1. It’s Ubiquitous

According to research done by Digiday, 88% of publishers are driving at least some of their revenue from branded content, making it the second most popular source of income after display advertising. eMarketer estimates that the market for branded content will be worth $20 billion in 2021.

Source: Digiday+

2. But Every Team Approaches It Differently

While many branded content teams react to RFPs, some teams take a different approach. In a recent interview with the Keywee team, Thrive Global’s Head of Branded Content told us that his team built a suite of content ideas that the sales team can sell directly to brands. With this proactive approach, the Thrive Global team is able to guide the cultural conversation with their branded content efforts while still meeting brand needs.

The team at The Studio at The Knot Worldwide also takes a more hands-on approach. Often, they’ll have their brand partners come in for multiple meetings: to look at their past work, meet the creative team, and brainstorm ideas together. After that process, the two teams will sit down together to write a brief.

3. Distribution is Informed by Content

Today, almost every branded content campaign is distributed on content distribution platforms in addition to the publisher’s website. Which channels, though, depends on the content.

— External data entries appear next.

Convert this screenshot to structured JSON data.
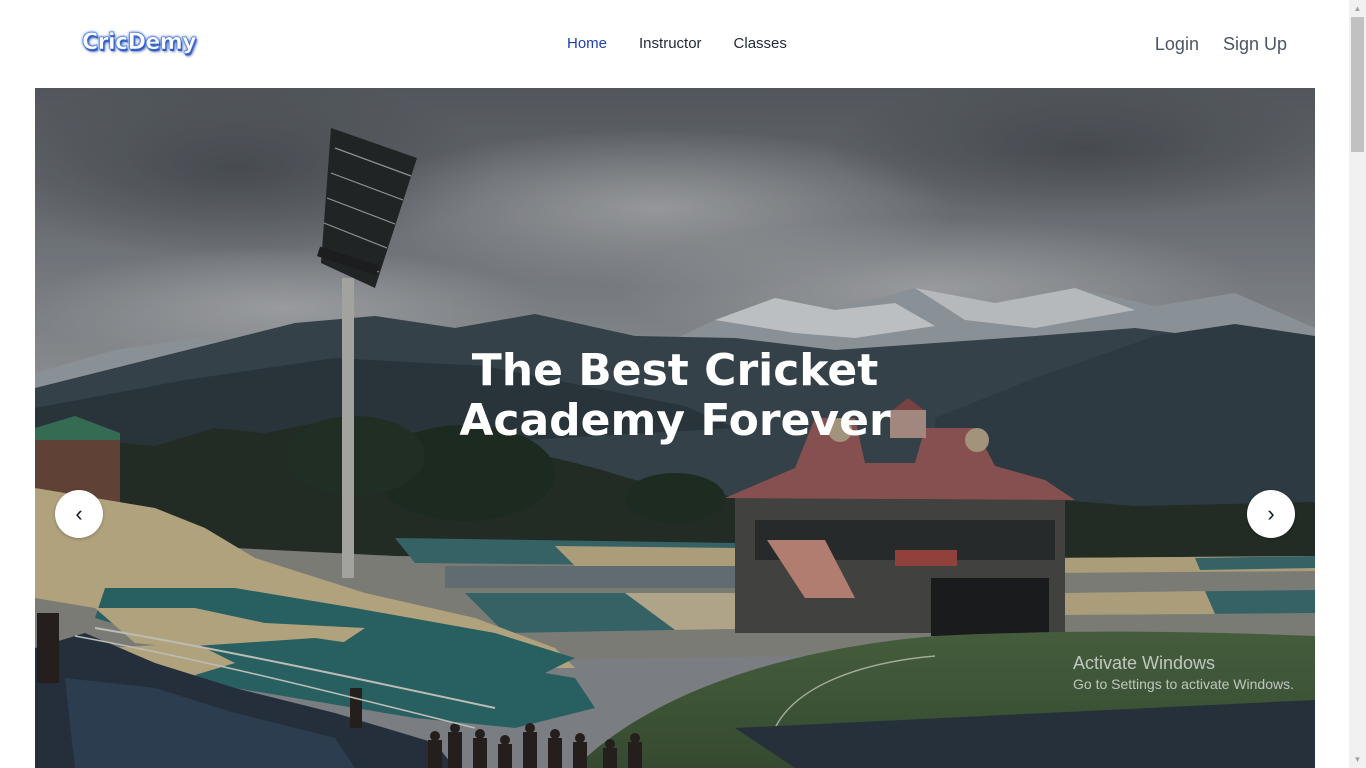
{
  "brand": {
    "logo_text": "CricDemy"
  },
  "nav": {
    "links": [
      {
        "label": "Home",
        "active": true
      },
      {
        "label": "Instructor",
        "active": false
      },
      {
        "label": "Classes",
        "active": false
      }
    ],
    "login_label": "Login",
    "signup_label": "Sign Up"
  },
  "hero": {
    "title_line1": "The Best Cricket",
    "title_line2": "Academy Forever",
    "prev_glyph": "‹",
    "next_glyph": "›"
  },
  "watermark": {
    "title": "Activate Windows",
    "subtitle": "Go to Settings to activate Windows."
  },
  "scrollbar": {
    "up_glyph": "▲",
    "down_glyph": "▼"
  },
  "colors": {
    "nav_active": "#1e40af",
    "nav_text": "#1f2937",
    "auth_text": "#4b5563",
    "logo_blue": "#3f6fd6"
  }
}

The Guardian US creates a bespoke distribution plan for every piece of content, built around the intended audience and KPIs of the campaign. Similarly, Thrive Global chooses channels based on the format of the content, rather than trying to create content built to perform on any one channel. For most publishers, though, Facebook and Instagram are key channels for content distribution.

4. Content is Getting Shorter

Recently, there’s been an industry wide focus on creating short-form content to meet consumers on the platforms where they spend most of their time. Branded content is no different; It’s now on marketers to create content that’s easily consumed on platforms without sacrificing impact.

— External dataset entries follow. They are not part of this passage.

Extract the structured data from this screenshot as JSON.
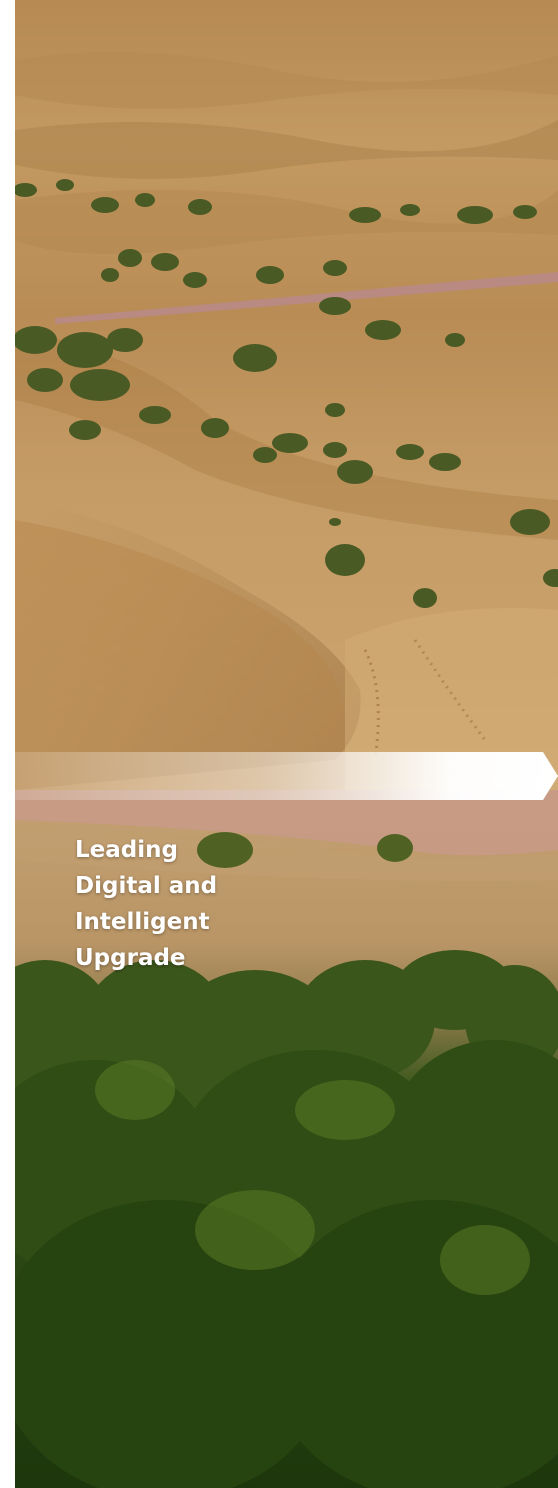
{
  "hero": {
    "headline_lines": [
      "Leading",
      "Digital and",
      "Intelligent",
      "Upgrade"
    ]
  },
  "colors": {
    "sand": "#c39a62",
    "shrub": "#4a5a24",
    "forest": "#2e4c16",
    "headline_text": "#ffffff"
  },
  "icons": {
    "arrow": "chevron-arrow-banner"
  }
}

According to Thrive Global’s head of branded content, “We’re all scrolling through social platforms. You need to think: what not only gets your thumb to stop, but what gets you to engage with a piece of content?”



5. But Brands Want More Reporting

As brands get more sophisticated, they expect more from branded content campaigns than just “brand lift.” That’s why the branded content team at The Guardian US starts every partnership by understanding the KPIs the brand is trying to achieve, and only then creates the content and distribution plan.

According to VP, Custom Content at The Knot Worldwide, more and more brand partners are asking for guarantees. This means less risk for the brand, and requires campaigns to be measurable and attributable. While this shift can be frustrating for creative teams, it has led to a much more efficient industry, with more oversight on how dollars are being spent. Now, “we’re not just thinking about what we’re making, but how it’s living and being delivered, too.”

At Keywee, we’ve seen branded content campaigns with goals around impressions, clicks, page views, video completion rates, and even lead generation.

Of course, at the end of the day, brands turn to publishers for their expertise. According to the Head of Gear Patrol Studios, “Obviously, clients are very tuned into performance metrics and targeting capabilities, and we definitely bring that to the table. But on top of that, we provide a compelling, beautiful story – that’s usually the primary reason people are working with us.”

6. Branded Content is 99% Communication

A branded content campaign is a partnership between a brand and a publisher, but it’s also a partnership between many internal teams. At Gear Patrol, the branded content team has its own content producers and editors, but still collaborates closely with editorial, video, design, and photography teams to execute on projects. This makes communication key to a successful campaign. According to the Head of Gear Patrol Studios, it’s all about process, communication, and empathy. Her team relies on Slack for real-time communication in addition to a healthy dose of working together in person.